PMID- 36160735
OWN - NLM
STAT- PubMed-not-MEDLINE
LR  - 20220928
IS  - 1948-5204 (Print)
IS  - 1948-5204 (Electronic)
VI  - 14
IP  - 8
DP  - 2022 Aug 15
TI  - Profiling of gene fusion involving targetable genes in Chinese gastric cancer.
PG  - 1528-1539
LID - 10.4251/wjgo.v14.i8.1528 [doi]
AB  - BACKGROUND: Approximately half of all new cases of gastric cancer (GC) and 
      related deaths occur in China. More than 80% of patients with GC are diagnosed at 
      an advanced stage, which results in poor prognosis. Although HER2-directed 
      therapy and immune checkpoint inhibitors have been somewhat successful, new drugs 
      are still needed for the treatment of GC. Notably, several gene fusion-targeted 
      drugs have been approved by the United States Food and Drug Administration for 
      solid tumors, including GC, such as larotrectinib for NTRK fusion-positive 
      cancers and zenocutuzumab for NRG1 fusion-positive cancers. However, gene fusions 
      involving targetable genes have not been well characterized in Chinese patients 
      with GC. AIM: To identify the profile of fusions involving targetable genes in 
      Chinese patients with GC using clinical specimens and determine the distribution 
      of patients with gene fusion variants among the molecular subtypes of GC. 

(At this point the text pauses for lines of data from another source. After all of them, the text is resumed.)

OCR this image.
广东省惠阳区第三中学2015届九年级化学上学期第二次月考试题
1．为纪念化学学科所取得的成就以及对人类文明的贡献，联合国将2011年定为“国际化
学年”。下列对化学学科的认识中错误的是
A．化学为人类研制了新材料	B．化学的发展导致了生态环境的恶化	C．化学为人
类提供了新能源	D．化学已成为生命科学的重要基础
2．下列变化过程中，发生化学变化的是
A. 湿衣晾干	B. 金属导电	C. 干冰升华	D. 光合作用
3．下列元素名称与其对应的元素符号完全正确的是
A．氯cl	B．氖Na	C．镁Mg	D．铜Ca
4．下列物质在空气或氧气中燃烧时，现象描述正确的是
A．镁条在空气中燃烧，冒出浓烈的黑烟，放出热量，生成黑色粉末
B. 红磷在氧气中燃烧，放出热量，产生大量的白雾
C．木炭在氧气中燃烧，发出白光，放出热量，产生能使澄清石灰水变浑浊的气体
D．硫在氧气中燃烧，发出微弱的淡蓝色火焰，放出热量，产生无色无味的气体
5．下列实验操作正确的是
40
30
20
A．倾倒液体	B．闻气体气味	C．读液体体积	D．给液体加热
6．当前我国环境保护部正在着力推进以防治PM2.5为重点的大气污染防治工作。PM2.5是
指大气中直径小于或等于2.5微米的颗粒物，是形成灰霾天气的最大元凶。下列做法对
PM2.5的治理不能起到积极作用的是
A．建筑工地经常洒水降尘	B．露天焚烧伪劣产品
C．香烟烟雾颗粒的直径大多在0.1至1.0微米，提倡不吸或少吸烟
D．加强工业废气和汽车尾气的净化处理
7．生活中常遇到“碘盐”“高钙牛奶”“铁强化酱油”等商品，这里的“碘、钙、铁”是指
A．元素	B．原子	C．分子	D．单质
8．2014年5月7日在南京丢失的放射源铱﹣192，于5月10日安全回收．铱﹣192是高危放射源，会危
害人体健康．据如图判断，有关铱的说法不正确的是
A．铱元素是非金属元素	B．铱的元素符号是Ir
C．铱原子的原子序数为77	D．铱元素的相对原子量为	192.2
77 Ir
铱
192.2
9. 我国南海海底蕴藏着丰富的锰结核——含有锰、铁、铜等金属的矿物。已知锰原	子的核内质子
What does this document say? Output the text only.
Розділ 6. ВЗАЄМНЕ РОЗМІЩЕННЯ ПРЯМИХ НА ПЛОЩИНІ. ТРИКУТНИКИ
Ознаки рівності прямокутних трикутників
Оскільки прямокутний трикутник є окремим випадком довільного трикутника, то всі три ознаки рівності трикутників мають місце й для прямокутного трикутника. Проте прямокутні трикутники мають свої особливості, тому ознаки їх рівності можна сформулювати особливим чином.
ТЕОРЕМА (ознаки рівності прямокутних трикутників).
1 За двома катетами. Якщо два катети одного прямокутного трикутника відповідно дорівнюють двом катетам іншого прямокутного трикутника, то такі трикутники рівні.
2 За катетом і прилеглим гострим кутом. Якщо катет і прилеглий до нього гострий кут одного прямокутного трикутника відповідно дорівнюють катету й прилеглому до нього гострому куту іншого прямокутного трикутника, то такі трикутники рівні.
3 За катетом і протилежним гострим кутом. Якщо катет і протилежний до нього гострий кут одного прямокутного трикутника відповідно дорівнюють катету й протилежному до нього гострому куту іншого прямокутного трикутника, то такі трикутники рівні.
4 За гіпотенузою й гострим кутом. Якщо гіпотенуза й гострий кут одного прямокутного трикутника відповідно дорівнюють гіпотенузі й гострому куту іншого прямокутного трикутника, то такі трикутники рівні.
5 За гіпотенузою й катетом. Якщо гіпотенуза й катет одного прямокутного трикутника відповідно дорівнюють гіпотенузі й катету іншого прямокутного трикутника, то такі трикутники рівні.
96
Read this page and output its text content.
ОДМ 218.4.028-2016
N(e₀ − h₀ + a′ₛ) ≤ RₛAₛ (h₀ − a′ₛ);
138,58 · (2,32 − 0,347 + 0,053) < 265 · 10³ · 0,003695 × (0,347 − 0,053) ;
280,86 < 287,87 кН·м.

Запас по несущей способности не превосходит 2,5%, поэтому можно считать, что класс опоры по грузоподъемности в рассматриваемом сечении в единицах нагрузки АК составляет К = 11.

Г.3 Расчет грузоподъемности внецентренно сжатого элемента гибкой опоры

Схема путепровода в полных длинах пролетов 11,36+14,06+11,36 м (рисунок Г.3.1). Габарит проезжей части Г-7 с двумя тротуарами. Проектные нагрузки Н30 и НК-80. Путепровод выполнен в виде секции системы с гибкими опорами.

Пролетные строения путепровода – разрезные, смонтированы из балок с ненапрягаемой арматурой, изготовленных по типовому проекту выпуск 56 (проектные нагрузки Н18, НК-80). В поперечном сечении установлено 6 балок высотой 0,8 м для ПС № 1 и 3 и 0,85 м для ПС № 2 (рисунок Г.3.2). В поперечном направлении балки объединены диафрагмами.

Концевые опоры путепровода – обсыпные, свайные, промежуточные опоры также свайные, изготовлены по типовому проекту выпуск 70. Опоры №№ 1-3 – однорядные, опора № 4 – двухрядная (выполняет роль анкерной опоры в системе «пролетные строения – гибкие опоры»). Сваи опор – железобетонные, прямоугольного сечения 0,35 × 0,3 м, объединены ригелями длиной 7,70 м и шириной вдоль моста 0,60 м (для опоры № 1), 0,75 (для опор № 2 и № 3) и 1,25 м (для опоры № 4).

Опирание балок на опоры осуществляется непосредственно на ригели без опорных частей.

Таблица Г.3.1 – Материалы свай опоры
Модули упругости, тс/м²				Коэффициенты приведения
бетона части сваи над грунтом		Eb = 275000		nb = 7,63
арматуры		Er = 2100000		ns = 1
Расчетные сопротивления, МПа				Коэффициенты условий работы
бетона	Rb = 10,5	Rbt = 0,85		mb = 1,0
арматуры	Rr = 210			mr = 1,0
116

      METHODS: We retrospectively analyzed gene fusion events in tumor tissue samples 
      from 954 Chinese patients with GC. Clinicopathological characteristics were 
      obtained from their medical records. Genetic alterations, such as single 
      nucleotide variants, indels, amplifications, and gene fusions, were identified 
      using a targeted sequencing panel containing 825 genes. Fusions were validated by 
      fluorescence in situ hybridization (FISH) using break-apart probes. The 
      microsatellite instability (MSI) status was evaluated using MSIsensor from the 
      targeted sequencing panel data. Tumor mutational burden (TMB) was calculated 
      using the total number of nonsynonymous mutations divided by the total genomic 
      targeted region. Chi-square analysis was used to determine the enrichment of gene 
      fusions associated with the molecular subtypes of GC. RESULTS: We found that 
      1.68% (16/954) of patients harbored 20 fusion events involving targetable genes. 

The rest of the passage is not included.